J Korean Dysphagia Soc.  2015 Jan;5(1):30-37.

Gastroesophageal Reflux during Nasogastric Tube Feeding versus Oroesophageal Tube Feeding in Stroke Patients: A 24 Hour Esophageal pH-monitoring

  • 1Department of Rehabilitation, Graduate School of Medicine, Gachon University, Incheon, Korea


Patients who are diagnosed to dysphagia after stroke may receive tube feeding such as percutaneous endoscopic gastrostomy (PEG), nasogastric tube or oroesophageal (OE) tube.
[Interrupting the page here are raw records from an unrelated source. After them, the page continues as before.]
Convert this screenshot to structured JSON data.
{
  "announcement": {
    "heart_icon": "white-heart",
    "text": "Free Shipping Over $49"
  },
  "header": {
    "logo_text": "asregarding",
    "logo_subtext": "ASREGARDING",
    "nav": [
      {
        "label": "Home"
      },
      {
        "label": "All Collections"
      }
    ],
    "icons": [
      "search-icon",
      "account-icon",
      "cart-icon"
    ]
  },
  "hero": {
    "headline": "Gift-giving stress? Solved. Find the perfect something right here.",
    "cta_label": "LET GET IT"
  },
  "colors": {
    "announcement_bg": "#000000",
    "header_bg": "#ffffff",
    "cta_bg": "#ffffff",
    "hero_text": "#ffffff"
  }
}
Although the most common complication for stroke patients is known to be aspiration pneumonia, the physiology of gastroesophageal reflux (GER) associated with tube feeding has not been fully assessed. OE tube feeding and nasogastric tube feeding are non-invasive tube feeding methods both, but the tube can be inserted intermittently using OE tube to avoid continuous esophageal reflux. Method: The goal of this study was to examine, by 24-hour esophageal pH monitoring, whether GER is related to feeding method, nasogastric tube versus OE tube. 7 stroke patients were examined 24-hour esophageal pH monitoring during nasogastric tube feeding and OE tube feeding, sequentially. The parameters were collected of total acid exposure time, the mean esophageal pH, total reflux episode and deMeester composite score. Result: Total reflux episode improved only in OE tube feeding, statistically (P<0.05). There were no significant differences between the two groups for total acid exposure time, the mean esophageal pH and deMeester composite score.
OE tube can be a possible substitute for nasogastric tube in patients with dysphagia suffering from gastroesophageal reflux disease. And OE tube feeding may be used to facilitate recovery of swallowing function without aggravated reflux disease associated with tube feeding.